Illustrations of symptoms may help patients better describe what they feel, says Rachel Borrill.

Where is your pain? It’s sketchy

ARE you embarrassed discussing your symptoms with a doctor? Are you unable to accurately describe your pain?

Hopefully, this may soon change, thanks to the use of colour and imagery.

Professor Peter Whorwell, a consultant gastroenterologist specialising in irritable bowel syndrome, and Helen Carruthers, a technical and scientific illustrator at the University Hospital, South Manchester, have devised a system using imagery and colour. They say the system may help patients communicate more effectively with their doctors.

“Some people do find it very embarrassing to talk about their bodily functions. And some of the questions doctors have to ask can also be embarrassing. I have to say, ‘What do your stools look like?’ Patients then go bright red,’’ says Professor Whorwell.

“To describe pain can be very difficult. Is it squeezing? Is it burning? Is it stabbing? So, instead, of asking them ‘what does your pain feel like’? we show them various pain images — like one with their chest on fire — and they can point to that and say, ‘Yes, my tummy feels like that’.’’

Whorwell and Carruthers will be explaining their theories tomorrow, at 10am, at The Experience of Illness — Learning from the Arts conference at University College, Cork.

Helen Carruthers has painted 14 images depicting a variety of symptoms, from heartburn and pain to bloating and a toilet (for sufferers of diarrhoea). Their research, at the University Hospital, South Manchester, has revealed that patients are more comfortable discussing their illness in conjunction with the paintings, which they point at. This allows them to express themselves more clearly.

“We do need to draw a lot more images. I think around 20 to 30 would cover it and I think we need more bowel images, because the toilet one only covers those patients with diarrhoea, as that is all they can think about. ‘Where is the next toilet’?’’ he says.

Professor Whorwell says these visual images work for patients of any age, men and women, across all cultures and any language barriers.

“Taking someone’s blood pressure is a standard procedure from here to Timbuktu. But if you are asking someone in Timbuktu to describe their pain, it would be easier to use the images,’’ he says.
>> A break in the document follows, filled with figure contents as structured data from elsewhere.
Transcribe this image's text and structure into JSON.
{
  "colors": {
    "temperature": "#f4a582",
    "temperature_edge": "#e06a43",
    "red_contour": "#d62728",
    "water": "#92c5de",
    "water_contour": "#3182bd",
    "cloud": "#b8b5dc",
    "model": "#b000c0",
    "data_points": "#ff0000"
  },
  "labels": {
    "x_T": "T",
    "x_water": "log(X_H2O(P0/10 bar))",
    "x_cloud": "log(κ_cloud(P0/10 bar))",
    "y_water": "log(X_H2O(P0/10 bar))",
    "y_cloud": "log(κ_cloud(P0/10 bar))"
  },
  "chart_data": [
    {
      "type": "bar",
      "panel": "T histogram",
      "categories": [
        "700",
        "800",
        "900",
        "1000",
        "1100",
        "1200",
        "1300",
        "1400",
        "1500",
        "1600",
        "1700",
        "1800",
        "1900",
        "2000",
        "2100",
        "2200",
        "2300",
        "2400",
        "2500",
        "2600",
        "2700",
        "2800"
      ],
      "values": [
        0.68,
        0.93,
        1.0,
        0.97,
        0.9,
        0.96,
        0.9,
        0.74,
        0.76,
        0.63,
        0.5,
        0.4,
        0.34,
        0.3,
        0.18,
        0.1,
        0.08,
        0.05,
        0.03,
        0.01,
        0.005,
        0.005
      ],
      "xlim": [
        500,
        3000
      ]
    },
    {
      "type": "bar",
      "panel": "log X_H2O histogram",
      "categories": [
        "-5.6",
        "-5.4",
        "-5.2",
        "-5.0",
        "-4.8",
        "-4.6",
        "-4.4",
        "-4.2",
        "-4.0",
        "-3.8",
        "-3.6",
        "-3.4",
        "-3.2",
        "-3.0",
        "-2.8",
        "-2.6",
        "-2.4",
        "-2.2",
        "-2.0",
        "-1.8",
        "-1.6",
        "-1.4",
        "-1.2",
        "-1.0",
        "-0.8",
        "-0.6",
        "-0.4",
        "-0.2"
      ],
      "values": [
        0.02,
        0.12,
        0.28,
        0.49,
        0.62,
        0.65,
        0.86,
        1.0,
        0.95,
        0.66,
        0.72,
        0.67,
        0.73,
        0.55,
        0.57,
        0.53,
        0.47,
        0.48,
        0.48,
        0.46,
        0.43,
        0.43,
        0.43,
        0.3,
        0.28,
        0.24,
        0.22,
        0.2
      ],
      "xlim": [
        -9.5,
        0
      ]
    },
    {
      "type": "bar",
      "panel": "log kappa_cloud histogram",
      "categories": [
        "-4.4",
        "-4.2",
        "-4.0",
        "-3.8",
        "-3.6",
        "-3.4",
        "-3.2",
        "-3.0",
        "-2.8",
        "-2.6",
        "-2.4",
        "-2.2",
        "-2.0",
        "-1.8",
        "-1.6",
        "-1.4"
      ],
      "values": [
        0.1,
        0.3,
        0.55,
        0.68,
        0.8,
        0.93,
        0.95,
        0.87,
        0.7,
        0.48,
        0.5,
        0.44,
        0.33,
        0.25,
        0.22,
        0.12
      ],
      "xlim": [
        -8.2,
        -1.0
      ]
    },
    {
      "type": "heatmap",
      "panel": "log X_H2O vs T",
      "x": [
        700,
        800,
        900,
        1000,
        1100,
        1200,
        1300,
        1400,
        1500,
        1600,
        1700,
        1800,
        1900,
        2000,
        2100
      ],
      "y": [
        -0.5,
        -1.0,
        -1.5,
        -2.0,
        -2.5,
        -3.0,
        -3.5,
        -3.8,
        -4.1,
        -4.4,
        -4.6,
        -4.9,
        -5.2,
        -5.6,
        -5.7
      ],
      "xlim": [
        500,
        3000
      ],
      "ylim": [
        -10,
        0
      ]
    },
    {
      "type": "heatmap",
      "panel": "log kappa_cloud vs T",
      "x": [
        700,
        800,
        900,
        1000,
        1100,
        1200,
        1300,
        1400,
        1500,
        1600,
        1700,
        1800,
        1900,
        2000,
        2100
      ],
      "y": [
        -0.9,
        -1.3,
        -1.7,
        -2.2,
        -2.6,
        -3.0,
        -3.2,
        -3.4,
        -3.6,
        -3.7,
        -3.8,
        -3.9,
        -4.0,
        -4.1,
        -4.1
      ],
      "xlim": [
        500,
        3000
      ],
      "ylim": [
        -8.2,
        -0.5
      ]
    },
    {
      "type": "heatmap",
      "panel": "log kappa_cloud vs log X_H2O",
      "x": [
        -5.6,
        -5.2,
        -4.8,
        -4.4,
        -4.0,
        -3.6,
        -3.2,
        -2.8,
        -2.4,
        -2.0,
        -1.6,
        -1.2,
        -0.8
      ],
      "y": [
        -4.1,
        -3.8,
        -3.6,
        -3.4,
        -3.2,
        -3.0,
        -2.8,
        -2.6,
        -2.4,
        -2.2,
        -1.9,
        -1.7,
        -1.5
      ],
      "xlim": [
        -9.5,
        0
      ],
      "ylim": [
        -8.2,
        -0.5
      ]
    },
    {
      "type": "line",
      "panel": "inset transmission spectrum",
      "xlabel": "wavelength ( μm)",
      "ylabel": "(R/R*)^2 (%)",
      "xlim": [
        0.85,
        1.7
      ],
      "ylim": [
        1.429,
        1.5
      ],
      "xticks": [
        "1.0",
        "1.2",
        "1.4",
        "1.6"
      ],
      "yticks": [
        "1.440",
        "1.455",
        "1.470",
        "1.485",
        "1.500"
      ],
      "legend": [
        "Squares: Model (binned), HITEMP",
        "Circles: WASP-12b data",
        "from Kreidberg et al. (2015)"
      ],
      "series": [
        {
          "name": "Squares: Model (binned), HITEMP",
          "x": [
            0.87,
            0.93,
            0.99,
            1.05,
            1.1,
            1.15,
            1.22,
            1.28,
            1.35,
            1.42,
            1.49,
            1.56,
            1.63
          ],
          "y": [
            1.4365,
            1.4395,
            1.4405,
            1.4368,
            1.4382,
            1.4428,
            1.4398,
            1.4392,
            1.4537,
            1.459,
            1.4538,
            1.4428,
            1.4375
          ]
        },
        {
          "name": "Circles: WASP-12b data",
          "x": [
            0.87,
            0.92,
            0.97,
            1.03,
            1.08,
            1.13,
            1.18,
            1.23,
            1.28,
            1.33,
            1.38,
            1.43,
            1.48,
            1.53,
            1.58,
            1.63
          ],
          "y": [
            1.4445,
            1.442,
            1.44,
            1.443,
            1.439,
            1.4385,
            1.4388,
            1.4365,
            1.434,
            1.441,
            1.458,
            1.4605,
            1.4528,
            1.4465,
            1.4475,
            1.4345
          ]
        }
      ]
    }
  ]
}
“Men find it very useful, too. One of the images is of a pregnant woman, to represent bloating, and a lot will point to it and say; ‘That’s how I feel.’ Men don’t get quite so much pain, but when they do, they cope with it badly. Women in pain tend to go for the more graphic images.’’
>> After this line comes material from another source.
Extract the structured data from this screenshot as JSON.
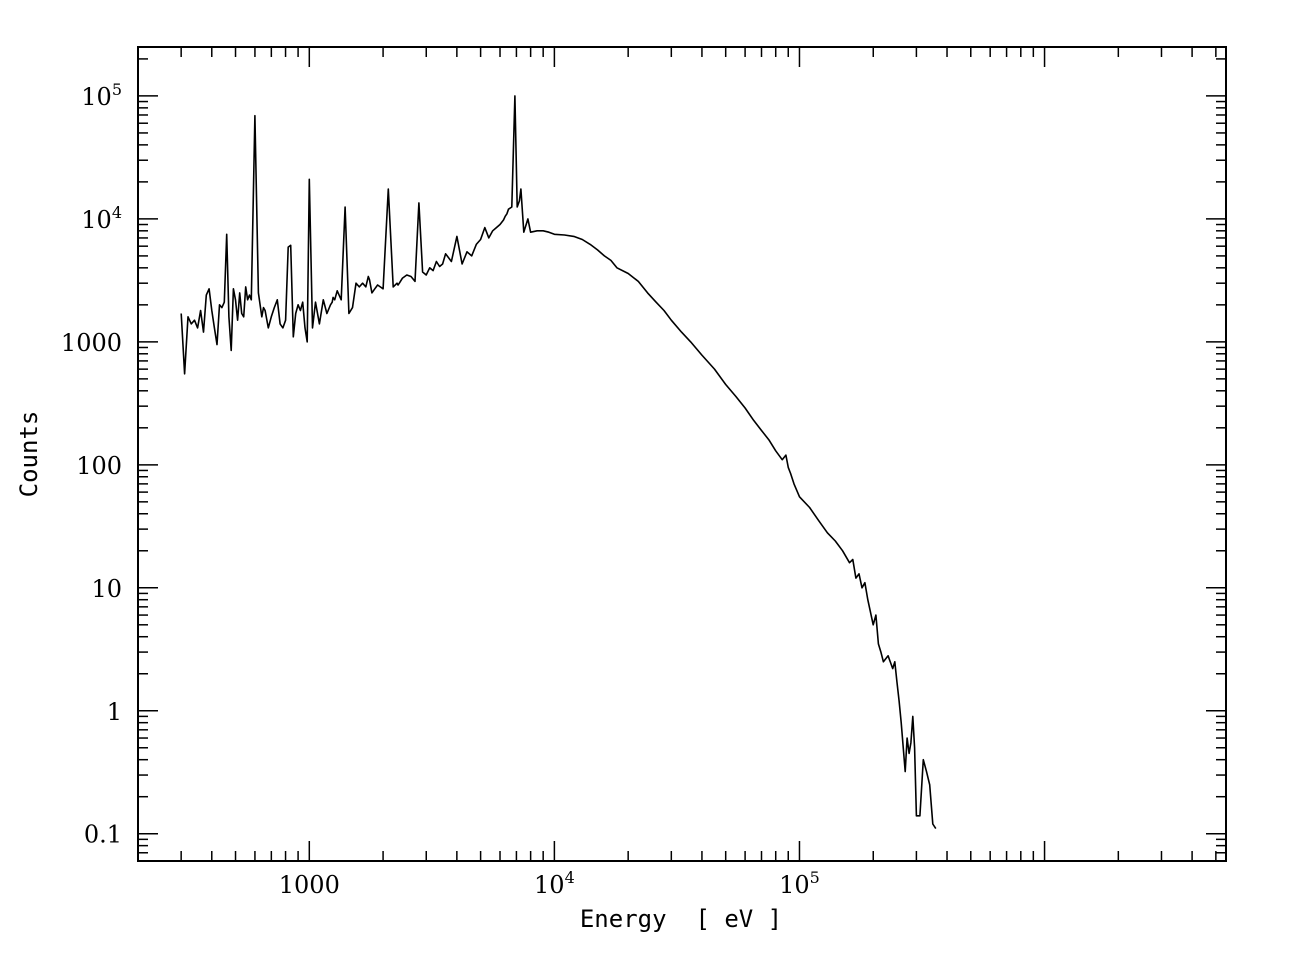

Carruthers has also created a colour wheel that can act as a quick screening test for mood disorders like depression. The chart includes black, grey, and white, as well as various shades of red, yellow, green, blue, purple, brown and pink.
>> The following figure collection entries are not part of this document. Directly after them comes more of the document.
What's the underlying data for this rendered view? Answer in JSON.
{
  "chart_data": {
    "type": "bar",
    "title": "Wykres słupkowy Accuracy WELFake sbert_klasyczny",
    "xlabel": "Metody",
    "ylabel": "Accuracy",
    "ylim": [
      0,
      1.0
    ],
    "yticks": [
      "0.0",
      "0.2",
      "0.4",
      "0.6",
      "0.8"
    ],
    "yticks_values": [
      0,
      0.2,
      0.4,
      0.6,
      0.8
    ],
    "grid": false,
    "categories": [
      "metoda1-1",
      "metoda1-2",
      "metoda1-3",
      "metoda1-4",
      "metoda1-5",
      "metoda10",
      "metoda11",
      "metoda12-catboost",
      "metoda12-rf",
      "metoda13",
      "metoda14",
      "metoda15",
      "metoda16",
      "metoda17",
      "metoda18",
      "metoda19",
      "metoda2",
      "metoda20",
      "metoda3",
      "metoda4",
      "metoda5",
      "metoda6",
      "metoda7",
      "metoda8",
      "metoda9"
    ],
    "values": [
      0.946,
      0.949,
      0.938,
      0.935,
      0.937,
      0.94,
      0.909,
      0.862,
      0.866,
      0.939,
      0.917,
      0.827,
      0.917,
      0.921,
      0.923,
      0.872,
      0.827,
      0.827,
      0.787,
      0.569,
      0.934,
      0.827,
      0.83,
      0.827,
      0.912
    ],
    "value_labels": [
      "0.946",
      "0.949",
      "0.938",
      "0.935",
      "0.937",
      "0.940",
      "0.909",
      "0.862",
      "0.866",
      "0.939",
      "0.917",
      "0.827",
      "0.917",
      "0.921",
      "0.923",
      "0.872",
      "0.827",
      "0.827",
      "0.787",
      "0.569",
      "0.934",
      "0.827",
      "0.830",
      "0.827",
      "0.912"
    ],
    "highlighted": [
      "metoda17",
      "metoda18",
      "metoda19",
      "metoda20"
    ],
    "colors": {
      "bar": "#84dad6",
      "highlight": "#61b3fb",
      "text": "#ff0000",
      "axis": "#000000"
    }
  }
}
For their research they asked hundreds of men and women, some of whom were suffering from depression, which of the colours best represented their mood, which they were most drawn to and which was their favourite. Those in a ‘normal, healthy’ mood chose yellow, while those described as ‘anxious and depressed’ cited grey.

“Depression questionnaires are extremely intrusive, with questions like, ‘Do you feel suicidal? ‘Do you hate the world?’ The colour wheel can help to describe their state of mind and mood, whether it is negative or positive,’’ he says.

“We are trying to think of different ways to communicate with patients. It is actually rewarding to educate patients, to spend time with them, and communication is the key.’’

¦ Experience of Illness — Learning from the Arts, from 5pm – 8.30pm, at University College Cork on Nov 30, and from 9am to 5pm on Dec 1. Admission is free.